This week’s likely top stories: Dilma Rousseff confirms she will run for re-election; workers go on strike in Puerto Rico; Argentina says it will negotiate with hedge funds; Chilean bus drivers fear soccer violence; Claudia Paz y Paz will receive an award.
Rousseff’s candidacy is official: Brazil’s ruling Partido dos Trabalhadores (Workers Party—PT) confirmed on Saturday that Brazilian President Dilma Rousseff will be the party’s candidate for the country’s October presidential elections. Despite declining popularity, protests surrounding the World Cup and Olympics, and meager economic growth rates, Rousseff still leads the field of presidential candidates in the polls. However, the Partido Trabalhista Brasileiro (Brazilian Labor Party—PTB) announced this weekend that it will support Rousseff’s competitor, Aécio Neves from the Partido da Social Democracia Brasileira (Brazilian Social Democracy Party—PSDB), and end its alliance with the PT. Rousseff will campaign alongside current Vice President Michel Temer, who will also run for re-election on the ballot with Rousseff.

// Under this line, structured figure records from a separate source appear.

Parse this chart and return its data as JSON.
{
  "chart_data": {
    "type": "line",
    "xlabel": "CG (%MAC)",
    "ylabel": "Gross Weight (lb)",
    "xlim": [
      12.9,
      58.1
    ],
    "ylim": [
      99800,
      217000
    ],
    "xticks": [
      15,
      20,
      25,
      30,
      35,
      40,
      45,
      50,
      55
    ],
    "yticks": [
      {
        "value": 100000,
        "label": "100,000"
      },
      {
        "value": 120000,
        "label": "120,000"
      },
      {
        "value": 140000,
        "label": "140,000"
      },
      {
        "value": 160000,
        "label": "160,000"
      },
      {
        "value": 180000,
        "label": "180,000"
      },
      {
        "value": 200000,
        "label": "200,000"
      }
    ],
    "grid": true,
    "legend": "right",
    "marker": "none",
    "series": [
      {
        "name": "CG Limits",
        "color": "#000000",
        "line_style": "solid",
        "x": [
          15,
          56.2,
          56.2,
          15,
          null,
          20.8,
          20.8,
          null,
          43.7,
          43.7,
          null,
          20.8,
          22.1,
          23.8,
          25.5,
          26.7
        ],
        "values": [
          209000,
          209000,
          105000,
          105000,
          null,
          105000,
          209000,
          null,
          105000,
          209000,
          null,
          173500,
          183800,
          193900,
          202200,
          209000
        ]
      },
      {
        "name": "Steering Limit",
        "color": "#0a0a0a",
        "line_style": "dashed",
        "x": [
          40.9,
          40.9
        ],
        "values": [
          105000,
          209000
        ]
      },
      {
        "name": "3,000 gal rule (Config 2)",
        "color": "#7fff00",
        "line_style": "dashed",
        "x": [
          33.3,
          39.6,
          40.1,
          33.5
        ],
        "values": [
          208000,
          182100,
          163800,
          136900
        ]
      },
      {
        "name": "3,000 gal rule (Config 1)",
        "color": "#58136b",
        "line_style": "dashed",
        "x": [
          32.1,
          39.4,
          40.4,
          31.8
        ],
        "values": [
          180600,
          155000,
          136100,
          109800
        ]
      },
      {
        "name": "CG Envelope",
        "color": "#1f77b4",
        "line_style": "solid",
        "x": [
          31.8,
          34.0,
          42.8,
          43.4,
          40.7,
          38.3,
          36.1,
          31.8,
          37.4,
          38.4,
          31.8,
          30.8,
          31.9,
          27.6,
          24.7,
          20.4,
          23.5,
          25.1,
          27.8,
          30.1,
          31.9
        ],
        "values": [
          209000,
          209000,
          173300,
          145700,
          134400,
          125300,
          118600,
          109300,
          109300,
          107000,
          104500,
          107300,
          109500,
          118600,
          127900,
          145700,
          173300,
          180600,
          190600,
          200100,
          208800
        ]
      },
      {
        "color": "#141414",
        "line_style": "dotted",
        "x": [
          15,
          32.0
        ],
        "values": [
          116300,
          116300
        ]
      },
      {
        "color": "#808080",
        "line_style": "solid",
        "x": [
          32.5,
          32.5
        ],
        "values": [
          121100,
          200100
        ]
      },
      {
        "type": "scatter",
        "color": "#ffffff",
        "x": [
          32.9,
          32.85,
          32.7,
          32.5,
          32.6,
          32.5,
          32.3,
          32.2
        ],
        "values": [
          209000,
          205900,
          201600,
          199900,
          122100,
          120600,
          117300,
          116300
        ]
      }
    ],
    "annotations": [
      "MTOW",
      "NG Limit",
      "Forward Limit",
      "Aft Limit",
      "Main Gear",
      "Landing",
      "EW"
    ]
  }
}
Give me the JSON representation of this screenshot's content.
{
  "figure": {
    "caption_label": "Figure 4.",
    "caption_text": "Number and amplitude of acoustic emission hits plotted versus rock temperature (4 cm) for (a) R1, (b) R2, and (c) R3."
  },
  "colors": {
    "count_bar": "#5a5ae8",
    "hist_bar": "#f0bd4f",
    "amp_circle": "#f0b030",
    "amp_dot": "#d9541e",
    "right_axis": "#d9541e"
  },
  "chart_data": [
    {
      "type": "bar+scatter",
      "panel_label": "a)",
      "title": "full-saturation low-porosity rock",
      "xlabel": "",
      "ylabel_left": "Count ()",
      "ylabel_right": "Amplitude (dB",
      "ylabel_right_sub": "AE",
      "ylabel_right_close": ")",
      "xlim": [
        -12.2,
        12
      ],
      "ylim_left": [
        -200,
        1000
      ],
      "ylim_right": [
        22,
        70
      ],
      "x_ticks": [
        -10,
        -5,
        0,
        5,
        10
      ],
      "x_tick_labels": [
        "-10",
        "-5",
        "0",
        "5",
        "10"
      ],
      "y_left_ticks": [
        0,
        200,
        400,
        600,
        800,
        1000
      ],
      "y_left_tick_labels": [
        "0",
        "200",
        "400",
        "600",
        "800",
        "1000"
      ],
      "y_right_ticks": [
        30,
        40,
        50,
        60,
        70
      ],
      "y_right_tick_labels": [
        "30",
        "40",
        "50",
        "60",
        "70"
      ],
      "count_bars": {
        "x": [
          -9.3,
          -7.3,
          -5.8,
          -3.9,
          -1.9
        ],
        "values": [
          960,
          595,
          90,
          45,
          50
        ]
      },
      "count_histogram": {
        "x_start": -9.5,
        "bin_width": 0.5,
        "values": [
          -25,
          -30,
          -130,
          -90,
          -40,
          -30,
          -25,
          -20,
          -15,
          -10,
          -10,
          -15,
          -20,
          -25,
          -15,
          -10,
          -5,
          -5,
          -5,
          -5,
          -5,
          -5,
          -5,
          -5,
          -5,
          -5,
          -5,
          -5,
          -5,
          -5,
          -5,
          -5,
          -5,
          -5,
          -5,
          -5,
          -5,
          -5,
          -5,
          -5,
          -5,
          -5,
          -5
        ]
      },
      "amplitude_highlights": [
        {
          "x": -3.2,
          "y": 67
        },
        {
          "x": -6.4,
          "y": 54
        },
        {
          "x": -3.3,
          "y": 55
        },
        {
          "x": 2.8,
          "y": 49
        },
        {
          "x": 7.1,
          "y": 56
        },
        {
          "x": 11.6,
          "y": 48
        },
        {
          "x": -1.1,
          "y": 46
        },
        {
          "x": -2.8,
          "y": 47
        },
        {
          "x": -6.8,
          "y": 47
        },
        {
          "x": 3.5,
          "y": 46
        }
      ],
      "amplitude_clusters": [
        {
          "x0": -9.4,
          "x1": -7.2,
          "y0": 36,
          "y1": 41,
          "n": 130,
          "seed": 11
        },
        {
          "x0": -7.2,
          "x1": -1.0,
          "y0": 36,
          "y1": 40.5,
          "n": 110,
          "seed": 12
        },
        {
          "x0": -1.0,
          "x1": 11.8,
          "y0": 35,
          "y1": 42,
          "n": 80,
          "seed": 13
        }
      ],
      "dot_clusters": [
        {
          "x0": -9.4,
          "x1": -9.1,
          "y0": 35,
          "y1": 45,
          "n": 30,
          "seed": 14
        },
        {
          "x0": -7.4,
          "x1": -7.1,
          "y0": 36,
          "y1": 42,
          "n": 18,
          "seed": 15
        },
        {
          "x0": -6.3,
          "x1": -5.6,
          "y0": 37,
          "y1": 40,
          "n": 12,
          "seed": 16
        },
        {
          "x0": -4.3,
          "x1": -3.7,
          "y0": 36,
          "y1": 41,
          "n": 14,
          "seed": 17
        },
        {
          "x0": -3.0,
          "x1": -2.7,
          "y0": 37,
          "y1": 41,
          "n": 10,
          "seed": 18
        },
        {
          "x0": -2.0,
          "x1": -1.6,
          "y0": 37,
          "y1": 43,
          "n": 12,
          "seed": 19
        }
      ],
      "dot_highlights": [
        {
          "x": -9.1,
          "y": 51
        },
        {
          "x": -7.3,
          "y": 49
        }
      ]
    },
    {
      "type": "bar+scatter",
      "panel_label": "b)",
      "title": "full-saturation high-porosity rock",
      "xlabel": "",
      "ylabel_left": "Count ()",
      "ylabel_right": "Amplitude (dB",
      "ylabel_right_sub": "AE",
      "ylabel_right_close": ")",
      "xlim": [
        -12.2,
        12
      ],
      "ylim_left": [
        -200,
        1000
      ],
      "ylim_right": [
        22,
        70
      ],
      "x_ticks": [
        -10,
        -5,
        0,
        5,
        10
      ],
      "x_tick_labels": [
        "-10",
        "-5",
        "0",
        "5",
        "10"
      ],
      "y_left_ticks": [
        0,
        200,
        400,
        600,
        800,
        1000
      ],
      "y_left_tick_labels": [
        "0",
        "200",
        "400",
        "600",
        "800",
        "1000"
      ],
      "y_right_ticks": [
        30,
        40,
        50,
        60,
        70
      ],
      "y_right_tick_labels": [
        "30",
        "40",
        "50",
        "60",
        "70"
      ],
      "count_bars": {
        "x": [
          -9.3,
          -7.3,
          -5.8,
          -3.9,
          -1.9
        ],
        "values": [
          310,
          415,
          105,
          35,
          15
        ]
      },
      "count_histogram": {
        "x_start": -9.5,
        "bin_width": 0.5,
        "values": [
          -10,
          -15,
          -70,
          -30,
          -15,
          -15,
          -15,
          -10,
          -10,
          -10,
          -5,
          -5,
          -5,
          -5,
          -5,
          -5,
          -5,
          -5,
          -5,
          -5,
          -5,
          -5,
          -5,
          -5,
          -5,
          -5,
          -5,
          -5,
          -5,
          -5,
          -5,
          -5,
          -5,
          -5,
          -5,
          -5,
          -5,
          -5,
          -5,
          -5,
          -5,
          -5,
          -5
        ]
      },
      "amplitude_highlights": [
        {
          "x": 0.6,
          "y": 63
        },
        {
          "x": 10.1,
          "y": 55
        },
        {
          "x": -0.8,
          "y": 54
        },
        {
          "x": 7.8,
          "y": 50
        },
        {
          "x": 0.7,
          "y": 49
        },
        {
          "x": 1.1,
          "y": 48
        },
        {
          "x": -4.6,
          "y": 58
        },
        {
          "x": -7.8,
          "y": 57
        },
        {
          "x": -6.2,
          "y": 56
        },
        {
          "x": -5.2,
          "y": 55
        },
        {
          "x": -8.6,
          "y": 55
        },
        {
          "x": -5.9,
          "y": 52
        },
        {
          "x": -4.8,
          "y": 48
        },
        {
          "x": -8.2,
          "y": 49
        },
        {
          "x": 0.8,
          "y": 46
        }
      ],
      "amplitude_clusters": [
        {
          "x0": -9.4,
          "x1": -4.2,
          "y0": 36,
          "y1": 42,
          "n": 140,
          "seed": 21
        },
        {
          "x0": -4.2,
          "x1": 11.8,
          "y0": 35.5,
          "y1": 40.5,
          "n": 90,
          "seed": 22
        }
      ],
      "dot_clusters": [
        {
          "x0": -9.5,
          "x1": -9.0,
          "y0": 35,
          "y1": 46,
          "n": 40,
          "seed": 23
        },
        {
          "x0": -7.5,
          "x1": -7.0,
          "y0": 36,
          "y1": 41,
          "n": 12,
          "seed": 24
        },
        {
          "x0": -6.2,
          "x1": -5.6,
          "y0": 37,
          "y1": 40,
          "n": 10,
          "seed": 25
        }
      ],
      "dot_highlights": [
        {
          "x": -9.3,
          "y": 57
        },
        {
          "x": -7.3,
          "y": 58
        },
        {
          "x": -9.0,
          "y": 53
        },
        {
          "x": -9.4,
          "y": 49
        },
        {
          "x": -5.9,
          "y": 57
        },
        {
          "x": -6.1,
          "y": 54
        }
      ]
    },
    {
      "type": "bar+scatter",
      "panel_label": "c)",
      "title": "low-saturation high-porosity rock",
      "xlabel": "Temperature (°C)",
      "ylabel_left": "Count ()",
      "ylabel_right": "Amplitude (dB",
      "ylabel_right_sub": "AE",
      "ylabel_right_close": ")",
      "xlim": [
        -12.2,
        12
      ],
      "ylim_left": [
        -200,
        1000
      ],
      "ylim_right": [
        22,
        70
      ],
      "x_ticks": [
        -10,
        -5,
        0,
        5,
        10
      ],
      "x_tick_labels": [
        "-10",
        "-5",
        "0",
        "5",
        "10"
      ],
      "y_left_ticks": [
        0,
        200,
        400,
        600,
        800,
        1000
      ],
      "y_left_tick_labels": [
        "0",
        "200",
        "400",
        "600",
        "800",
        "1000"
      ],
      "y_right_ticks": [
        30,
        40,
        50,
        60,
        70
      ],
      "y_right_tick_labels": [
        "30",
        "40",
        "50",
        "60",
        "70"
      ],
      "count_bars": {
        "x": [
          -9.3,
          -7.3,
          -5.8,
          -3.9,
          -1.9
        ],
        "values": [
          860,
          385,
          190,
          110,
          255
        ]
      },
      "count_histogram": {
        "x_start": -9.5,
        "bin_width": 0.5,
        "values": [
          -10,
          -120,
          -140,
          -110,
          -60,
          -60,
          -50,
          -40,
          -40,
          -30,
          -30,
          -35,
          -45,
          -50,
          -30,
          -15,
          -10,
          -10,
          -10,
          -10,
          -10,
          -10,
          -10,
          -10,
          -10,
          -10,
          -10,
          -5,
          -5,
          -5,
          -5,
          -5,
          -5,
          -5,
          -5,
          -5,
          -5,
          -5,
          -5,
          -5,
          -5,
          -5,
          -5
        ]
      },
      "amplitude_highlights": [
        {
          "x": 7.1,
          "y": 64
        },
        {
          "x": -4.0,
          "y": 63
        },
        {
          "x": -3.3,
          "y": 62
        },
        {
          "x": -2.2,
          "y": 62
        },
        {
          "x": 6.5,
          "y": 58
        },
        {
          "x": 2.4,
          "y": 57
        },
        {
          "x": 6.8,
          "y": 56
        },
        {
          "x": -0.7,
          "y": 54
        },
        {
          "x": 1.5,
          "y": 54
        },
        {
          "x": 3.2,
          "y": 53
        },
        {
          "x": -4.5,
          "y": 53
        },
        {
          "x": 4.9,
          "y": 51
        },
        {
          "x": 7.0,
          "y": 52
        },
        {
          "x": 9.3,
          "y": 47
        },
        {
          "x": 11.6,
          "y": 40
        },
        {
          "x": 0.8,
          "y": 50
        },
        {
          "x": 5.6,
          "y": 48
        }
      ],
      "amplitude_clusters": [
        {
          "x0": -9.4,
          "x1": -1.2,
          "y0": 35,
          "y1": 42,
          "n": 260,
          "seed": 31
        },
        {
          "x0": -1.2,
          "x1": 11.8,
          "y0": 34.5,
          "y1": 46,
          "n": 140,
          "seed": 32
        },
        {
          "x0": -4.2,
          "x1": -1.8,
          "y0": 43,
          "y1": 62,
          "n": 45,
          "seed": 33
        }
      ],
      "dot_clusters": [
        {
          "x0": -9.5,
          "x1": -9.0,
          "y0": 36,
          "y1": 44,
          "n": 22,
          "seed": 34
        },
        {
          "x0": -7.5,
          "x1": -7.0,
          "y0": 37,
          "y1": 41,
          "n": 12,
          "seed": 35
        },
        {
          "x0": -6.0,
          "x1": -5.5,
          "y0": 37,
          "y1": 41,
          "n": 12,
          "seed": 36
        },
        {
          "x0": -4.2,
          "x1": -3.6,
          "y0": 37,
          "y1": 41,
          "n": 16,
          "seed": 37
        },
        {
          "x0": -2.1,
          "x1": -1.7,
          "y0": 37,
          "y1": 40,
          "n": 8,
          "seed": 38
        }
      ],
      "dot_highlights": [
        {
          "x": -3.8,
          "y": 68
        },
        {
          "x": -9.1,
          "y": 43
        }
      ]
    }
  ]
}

Workers strike in Puerto Rico: Medical services employees began a 24-hour strike Sunday in front of the Centro Médico de Río Piedras to protest measures by the government to confront the island’s fiscal crisis. The workers join other sectors across Puerto Rico, including metropolitan transit workers and bank employees, in opposing the Ley 66 de Sostenibilidad, which the Puerto Rican Senate passed on June 16 to declare a fiscal state of emergency. The law intends to stabilize the Puerto Rican economy within three years, but it will also freeze bonuses and benefits for public employees. Last Thursday, an assembly of public workers agreed to hold a general strike sometime this week.
Argentine government denounces court ruling: Following the U.S. Supreme Court’s decision last week to let a $1.3 billion ruling against Argentina stand, the Argentine government published full-page advertisements in major U.S. newspapers this weekend, arguing that “paying the vulture funds is a path leading to default.” However, Argentine President Cristina Fernández de Kirchner said on Friday that she was willing to negotiate with the hedge funds. Argentine Cabinet Chief Jorge Capitanich said that Argentina will make a formal proposal on Monday to U.S. Federal Judge Thomas Griesa to pay back “100 percent of bondholders.”
Chilean transit workers fear soccer riots: Chilean transit workers said they will suspend bus services in anticipation of riots and violence from soccer fans after Chile takes on the Netherlands in the World Cup today. After Chile’s victory over Spain last Wednesday, bus drivers were attacked and buses were taken over by out-of-control fans. Meanwhile, Chilean security forces have put a special traffic plan in place in the capital to avoid major congestion and keep order. So far, Chile’s transportation minister, Andrés Gómez-Lobo, has reported that bus services have been operating as scheduled.
Claudia Paz y Paz receives human rights prize: The Washington Office on Latin America announced today that it has awarded former Guatemalan Attorney General Claudia Paz y Paz a Human Rights Award for her work combatting organized crime and corruption. Paz y Paz presided over the trial of former Guatemalan President Efraín Ríos Montt and convicted him of genocide and crimes against humanity before the verdict was overturned on a technicality. Paz y Paz’ tenure was cut short last month, and she was replaced by former Supreme Court judge Thelma Esperanza Aldana Hernández, who took office on May 17 and has close ties to Ríos Montt’s party.